## Question 11(i):

| Answer/Working | Marks | Guidance |
|---|---|---|
| $f'(x) = -6(2x+3)^{-2} \times 2$ | B1, B1 | co ($-\text{ve}$ power ok); B1 for $\times 2$ |
| Always $-\text{ve} \rightarrow$ Decreasing | B1$\sqrt{}$ [3] | Answer given.
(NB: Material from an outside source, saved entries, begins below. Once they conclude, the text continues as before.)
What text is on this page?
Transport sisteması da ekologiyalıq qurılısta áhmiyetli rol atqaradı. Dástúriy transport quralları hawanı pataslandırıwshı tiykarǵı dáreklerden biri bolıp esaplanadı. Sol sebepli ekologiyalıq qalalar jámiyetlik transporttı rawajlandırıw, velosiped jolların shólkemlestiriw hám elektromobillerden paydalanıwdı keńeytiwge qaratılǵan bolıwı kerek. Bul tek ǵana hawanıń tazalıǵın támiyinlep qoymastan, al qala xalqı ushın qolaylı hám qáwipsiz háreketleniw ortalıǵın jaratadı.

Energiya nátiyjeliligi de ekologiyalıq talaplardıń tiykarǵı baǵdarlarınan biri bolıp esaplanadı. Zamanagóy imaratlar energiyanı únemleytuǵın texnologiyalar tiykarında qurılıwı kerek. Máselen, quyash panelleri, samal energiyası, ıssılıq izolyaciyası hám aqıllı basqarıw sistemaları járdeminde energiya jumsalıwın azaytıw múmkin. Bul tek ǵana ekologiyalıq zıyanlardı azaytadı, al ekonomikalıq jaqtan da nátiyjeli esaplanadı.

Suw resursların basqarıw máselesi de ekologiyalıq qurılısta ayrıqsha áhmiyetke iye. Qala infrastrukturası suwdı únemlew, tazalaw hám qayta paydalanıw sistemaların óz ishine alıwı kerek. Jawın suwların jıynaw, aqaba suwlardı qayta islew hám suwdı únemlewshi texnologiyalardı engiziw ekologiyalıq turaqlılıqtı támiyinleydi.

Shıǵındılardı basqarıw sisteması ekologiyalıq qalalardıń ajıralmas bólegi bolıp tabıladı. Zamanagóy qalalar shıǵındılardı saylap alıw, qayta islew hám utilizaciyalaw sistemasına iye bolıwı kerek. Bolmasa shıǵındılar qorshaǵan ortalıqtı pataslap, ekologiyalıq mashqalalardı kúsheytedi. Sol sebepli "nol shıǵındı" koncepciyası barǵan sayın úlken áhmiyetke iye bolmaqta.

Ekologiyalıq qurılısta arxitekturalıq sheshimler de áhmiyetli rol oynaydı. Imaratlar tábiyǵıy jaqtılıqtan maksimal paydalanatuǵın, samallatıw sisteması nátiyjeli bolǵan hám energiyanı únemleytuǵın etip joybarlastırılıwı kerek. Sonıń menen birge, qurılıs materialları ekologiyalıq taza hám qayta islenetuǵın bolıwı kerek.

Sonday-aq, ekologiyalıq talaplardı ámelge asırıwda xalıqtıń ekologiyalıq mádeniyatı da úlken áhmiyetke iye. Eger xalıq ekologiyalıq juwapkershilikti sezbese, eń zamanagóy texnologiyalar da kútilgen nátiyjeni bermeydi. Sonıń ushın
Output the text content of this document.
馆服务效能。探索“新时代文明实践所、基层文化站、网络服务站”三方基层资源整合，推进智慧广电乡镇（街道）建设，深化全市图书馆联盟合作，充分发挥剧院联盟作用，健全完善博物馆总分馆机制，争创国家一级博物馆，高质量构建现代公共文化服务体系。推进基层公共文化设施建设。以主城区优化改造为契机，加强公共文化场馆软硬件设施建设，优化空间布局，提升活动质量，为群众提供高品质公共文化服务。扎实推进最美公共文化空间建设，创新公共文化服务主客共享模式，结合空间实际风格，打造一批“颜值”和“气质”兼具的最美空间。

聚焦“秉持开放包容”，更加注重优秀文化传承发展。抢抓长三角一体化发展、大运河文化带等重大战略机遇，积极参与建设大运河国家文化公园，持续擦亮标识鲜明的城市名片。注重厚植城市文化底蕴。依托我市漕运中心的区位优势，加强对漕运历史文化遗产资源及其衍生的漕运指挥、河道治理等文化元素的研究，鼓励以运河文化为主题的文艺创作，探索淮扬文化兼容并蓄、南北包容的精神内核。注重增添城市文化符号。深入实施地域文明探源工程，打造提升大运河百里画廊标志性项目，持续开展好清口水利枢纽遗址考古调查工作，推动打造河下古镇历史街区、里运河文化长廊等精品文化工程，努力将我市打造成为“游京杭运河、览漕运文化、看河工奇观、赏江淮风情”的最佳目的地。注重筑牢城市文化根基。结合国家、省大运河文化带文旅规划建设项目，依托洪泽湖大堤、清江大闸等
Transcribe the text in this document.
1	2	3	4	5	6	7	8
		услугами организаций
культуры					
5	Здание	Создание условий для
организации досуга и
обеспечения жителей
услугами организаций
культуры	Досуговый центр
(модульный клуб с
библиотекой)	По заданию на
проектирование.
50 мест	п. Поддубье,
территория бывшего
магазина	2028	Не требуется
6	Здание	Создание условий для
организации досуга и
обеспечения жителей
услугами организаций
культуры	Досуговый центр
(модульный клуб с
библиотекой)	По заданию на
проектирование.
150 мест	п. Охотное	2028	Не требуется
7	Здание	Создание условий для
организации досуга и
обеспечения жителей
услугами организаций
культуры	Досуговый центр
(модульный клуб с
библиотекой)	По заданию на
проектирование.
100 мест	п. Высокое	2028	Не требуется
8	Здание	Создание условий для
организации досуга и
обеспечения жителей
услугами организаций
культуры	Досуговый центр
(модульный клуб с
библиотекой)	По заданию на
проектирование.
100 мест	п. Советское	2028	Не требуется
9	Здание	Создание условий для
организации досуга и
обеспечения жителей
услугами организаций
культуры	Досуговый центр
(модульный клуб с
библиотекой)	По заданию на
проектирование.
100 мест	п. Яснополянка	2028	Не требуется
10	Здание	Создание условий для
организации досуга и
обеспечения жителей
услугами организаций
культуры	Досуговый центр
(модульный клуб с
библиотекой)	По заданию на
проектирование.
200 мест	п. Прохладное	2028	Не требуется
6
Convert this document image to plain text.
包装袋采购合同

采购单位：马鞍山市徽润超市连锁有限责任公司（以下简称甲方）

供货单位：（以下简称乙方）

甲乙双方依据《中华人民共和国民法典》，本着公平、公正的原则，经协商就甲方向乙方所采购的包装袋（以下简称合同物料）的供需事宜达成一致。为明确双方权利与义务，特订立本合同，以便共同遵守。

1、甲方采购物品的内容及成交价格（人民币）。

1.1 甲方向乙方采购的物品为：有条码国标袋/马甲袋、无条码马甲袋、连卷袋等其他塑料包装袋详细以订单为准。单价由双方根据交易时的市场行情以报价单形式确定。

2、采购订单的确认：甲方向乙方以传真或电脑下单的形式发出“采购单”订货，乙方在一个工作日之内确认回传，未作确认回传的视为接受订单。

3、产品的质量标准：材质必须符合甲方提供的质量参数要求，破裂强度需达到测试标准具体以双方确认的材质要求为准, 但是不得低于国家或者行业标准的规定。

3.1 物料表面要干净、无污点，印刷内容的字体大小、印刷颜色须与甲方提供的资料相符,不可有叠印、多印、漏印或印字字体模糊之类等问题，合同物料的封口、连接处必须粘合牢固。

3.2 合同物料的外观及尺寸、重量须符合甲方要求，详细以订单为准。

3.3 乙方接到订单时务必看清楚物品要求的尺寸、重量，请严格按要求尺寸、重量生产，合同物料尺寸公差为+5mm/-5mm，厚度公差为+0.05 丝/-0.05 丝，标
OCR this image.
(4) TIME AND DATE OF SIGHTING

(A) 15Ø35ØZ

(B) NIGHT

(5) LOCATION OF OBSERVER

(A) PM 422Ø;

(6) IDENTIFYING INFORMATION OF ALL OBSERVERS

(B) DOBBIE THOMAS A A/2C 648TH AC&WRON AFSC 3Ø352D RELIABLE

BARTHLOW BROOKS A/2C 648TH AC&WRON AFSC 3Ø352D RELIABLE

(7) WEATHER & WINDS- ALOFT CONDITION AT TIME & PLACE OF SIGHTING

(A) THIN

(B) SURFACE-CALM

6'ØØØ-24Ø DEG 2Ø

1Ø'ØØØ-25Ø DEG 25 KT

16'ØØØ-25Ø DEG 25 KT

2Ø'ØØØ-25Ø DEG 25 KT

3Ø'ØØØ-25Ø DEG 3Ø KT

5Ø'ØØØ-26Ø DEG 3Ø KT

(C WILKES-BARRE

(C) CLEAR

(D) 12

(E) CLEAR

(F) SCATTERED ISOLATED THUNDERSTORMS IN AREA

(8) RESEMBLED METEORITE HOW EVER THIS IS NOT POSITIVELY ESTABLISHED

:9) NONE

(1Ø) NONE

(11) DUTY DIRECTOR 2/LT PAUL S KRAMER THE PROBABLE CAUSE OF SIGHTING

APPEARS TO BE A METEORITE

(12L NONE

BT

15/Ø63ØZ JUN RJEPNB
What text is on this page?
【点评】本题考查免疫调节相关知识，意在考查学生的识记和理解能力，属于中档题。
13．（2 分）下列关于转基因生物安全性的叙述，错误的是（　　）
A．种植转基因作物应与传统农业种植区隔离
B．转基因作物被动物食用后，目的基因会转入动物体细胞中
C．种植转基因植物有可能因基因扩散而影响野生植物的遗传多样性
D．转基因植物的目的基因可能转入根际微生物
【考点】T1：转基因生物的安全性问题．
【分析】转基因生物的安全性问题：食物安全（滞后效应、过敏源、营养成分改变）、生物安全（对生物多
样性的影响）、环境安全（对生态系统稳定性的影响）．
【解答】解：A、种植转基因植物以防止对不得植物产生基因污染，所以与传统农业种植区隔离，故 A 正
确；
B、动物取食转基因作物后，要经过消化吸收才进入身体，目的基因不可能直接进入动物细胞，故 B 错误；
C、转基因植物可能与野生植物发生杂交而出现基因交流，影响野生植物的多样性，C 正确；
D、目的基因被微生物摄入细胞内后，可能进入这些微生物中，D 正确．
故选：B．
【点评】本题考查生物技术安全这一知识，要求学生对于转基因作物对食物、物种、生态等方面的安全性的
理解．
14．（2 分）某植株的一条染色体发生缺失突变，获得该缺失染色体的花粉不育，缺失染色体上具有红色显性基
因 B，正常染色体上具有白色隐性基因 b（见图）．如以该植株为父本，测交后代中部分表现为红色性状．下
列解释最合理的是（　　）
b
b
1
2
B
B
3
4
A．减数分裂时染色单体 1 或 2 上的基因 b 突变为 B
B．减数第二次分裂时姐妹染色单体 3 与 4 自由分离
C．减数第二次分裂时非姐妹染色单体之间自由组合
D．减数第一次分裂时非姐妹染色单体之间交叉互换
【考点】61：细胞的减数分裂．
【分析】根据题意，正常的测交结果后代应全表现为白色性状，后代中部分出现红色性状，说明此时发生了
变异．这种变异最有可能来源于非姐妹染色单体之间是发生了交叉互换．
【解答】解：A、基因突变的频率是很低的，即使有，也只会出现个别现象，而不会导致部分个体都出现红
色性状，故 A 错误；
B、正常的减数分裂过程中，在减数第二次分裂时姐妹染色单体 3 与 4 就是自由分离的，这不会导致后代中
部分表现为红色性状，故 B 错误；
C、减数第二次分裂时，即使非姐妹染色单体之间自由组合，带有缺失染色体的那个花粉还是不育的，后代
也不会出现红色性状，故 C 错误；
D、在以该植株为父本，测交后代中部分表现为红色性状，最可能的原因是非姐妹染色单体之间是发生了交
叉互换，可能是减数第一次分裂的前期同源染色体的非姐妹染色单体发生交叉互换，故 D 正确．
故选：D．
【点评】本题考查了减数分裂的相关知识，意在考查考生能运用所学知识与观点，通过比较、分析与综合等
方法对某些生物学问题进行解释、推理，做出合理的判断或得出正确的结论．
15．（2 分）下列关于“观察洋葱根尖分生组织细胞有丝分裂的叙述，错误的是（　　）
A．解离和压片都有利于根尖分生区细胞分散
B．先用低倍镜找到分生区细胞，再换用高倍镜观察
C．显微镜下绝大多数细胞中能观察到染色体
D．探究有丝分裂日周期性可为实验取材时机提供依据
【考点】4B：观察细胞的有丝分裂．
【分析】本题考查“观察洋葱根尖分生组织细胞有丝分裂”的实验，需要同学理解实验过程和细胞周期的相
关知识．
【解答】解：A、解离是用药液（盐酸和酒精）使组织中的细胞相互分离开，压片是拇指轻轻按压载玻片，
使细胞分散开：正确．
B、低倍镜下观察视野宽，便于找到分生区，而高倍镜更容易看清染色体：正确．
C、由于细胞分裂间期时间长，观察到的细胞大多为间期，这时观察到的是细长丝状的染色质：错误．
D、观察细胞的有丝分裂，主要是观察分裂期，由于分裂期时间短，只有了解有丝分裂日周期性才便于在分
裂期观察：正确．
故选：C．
Correct explanation |

## Question 11(ii):

| Answer/Working | Marks | Guidance |
|---|---|---|
| $y = \dfrac{6}{2x+3}$ | M1 | Reasonable attempt in making $x$ the subject (ok to interchange $x, y$ first) |
| $\rightarrow f^{-1}(x) = \dfrac{1}{2}\left(\dfrac{6}{x} - 3\right)$ | M1, A1 | Order of operations must be correct ie $\div y$, $-3$ then $\div 2$; correct expression as $f^{-1}(x)$; gets $\frac{2}{3}$ for correct expression with $y$ |
| Domain of $f^{-1}$: $0 < x \leq 2$ | B1 [4] | Could be independent of answer for $f^{-1}$; condone $<$ or $\leq$ |

## Question 11(iii):

| Answer/Working | Marks | Guidance |
|---|---|---|
| Correct graph for $f^{-1}$ (curve, stops on axis) | B1 | Correct graph for $f^{-1}$ (curve, stops on axis) |
| Symmetry about $y = x$ shown | B1 [2] | Makes clear on graph, or in words by the line $y = x$ marked |

## Question 11(iv):

| Answer/Working | Marks | Guidance |
|---|---|---|
| $fg(x) = \dfrac{6}{x+3}$ | M1 | $g$ first, then $f$. Reverse ($3 \div (2x+3)$) M0 |
| $= 1.5 \rightarrow x = 1$ | M1, A1 [3] | Not DM – so can get this if attempt ok; co |
| [or, using $f^{-1}$, $\rightarrow g(x) = \frac{1}{2}$, $\Rightarrow x = 1$] | [M1, M1, A1] | |